Mario Gavranovic, un ancien Yverdonnois décisif en Russie
25 juin 2018Edition N°2274
L’attaquant tessinois a toujours su saisir sa chance lorsqu’elle s’est présentée. Quand il a fallu traverser la Suisse pour signer son premier contrat pro à Yverdon Sport, ou quand il a fallu renverser la vapeur avec la Nati contre la Serbie.
Mario Gavranovic attendait depuis longtemps sa chance à la pointe de l’attaque de l’équipe de Suisse. Le moment est arrivé vendredi soir à Kaliningrad lors d’un match de Coupe du monde contre la Serbie.

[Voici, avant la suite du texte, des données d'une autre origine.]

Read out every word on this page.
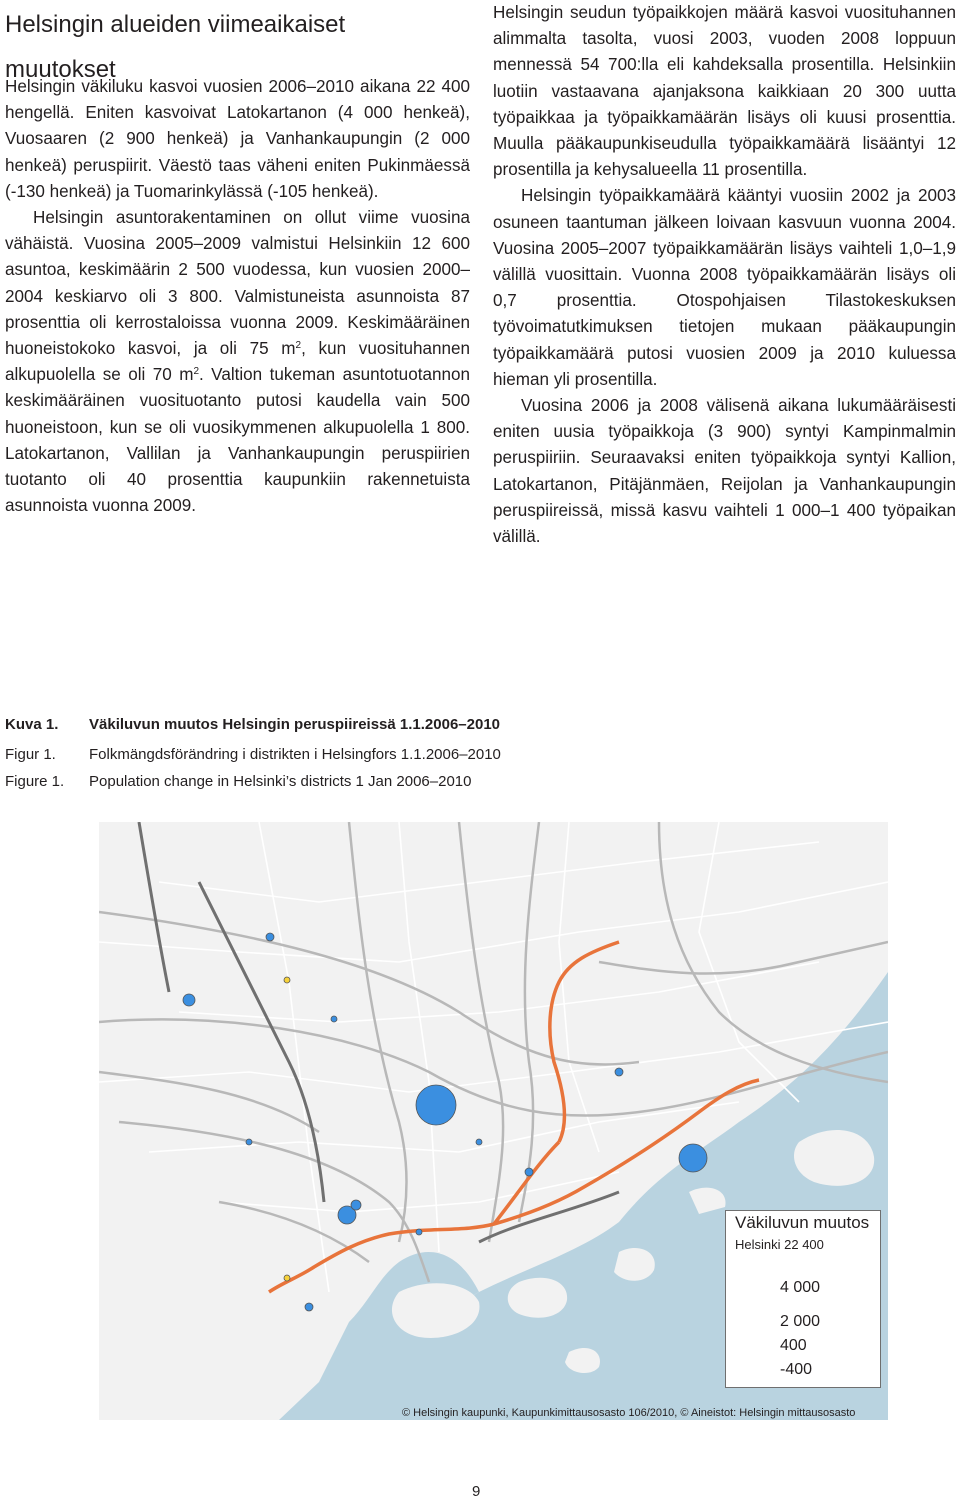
Helsingin alueiden viimeaikaiset
muutokset

Helsingin väkiluku kasvoi vuosien 2006–2010 aikana 22 400 hengellä. Eniten kasvoivat Latokartanon (4 000 henkeä), Vuosaaren (2 900 henkeä) ja Vanhankaupungin (2 000 henkeä) peruspiirit. Väestö taas väheni eniten Pukinmäessä (-130 henkeä) ja Tuomarinkylässä (-105 henkeä).

Helsingin asuntorakentaminen on ollut viime vuosina vähäistä. Vuosina 2005–2009 valmistui Helsinkiin 12 600 asuntoa, keskimäärin 2 500 vuodessa, kun vuosien 2000–2004 keskiarvo oli 3 800. Valmistuneista asunnoista 87 prosenttia oli kerrostaloissa vuonna 2009. Keskimääräinen huoneistokoko kasvoi, ja oli 75 $m^2$, kun vuosituhannen alkupuolella se oli 70 $m^2$. Valtion tukeman asuntotuotannon keskimääräinen vuosituotanto putosi kaudella vain 500 huoneistoon, kun se oli vuosikymmenen alkupuolella 1 800. Latokartanon, Vallilan ja Vanhankaupungin peruspiirien tuotanto oli 40 prosenttia kaupunkiin rakennetuista asunnoista vuonna 2009.

Helsingin seudun työpaikkojen määrä kasvoi vuosituhannen alimmalta tasolta, vuosi 2003, vuoden 2008 loppuun mennessä 54 700:lla eli kahdeksalla prosentilla. Helsinkiin luotiin vastaavana ajanjaksona kaikkiaan 20 300 uutta työpaikkaa ja työpaikkamäärän lisäys oli kuusi prosenttia. Muulla pääkaupunkiseudulla työpaikkamäärä lisääntyi 12 prosentilla ja kehysalueella 11 prosentilla.

Helsingin työpaikkamäärä kääntyi vuosiin 2002 ja 2003 osuneen taantuman jälkeen loivaan kasvuun vuonna 2004. Vuosina 2005–2007 työpaikkamäärän lisäys vaihteli 1,0–1,9 välillä vuosittain. Vuonna 2008 työpaikkamäärän lisäys oli 0,7 prosenttia. Otospohjaisen Tilastokeskuksen työvoimatutkimuksen tietojen mukaan pääkaupungin työpaikkamäärä putosi vuosien 2009 ja 2010 kuluessa hieman yli prosentilla.

Vuosina 2006 ja 2008 välisenä aikana lukumääräisesti eniten uusia työpaikkoja (3 900) syntyi Kampinmalmin peruspiiriin. Seuraavaksi eniten työpaikkoja syntyi Kallion, Latokartanon, Pitäjänmäen, Reijolan ja Vanhankaupungin peruspiireissä, missä kasvu vaihteli 1 000–1 400 työpaikan välillä.

Kuva 1. Väkiluvun muutos Helsingin peruspiireissä 1.1.2006–2010
Figur 1. Folkmängdsförändring i distrikten i Helsingfors 1.1.2006–2010
Figure 1. Population change in Helsinki’s districts 1 Jan 2006–2010
Väkiluvun muutos
Helsinki 22 400
4 000
2 000
400
-400
© Helsingin kaupunki, Kaupunkimittausosasto 106/2010, © Aineistot: Helsingin mittausosasto
9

Comme d’habitude, Haris Seferovic a commencé la partie. Comme souvent, l’attaquant du Benfica Lisbonne – en cruel manque de temps de jeu depuis des mois – a été très effacé. Mais pour une fois, le sélectionneur Vladimir Petkovic en a tiré les conséquences rapidement. «Peu avant la mi-temps, il m’a dit de m’échauffer, raconte Mario Gavranovic dans les entrailles de la Baltic Arena. Et au coup de sifflet, son assistant m’a dit d’accélérer. J’allais entrer dès la reprise.»
Ouverture parfaite
A ce moment-là, l’équipe de Suisse est menée 1-0. Elle domine, sans se créer beaucoup d’occasions de but. Mais elle s’apprête à disputer ses 45 meilleures minutes depuis des années. A la 52e, Granit Xhaka récupère le ballon après une frappe contrée de Xherdan Shaqiri et égalise d’un boulet de canon dans la cage serbe. A la 90e et alors que la partie semble s’acheminer vers le nul, le cuir atterrit dans les pieds de Mario Gavranovic, qui voit partir Xherdan Shaqiri. Son ouverture est aussi parfaite que l’usage qu’en fait l’ailier de poche. La Nati met le 2-1 et neuf orteils en huitièmes de finale du tournoi. Le Tessinois de 28 ans a su saisir sa chance.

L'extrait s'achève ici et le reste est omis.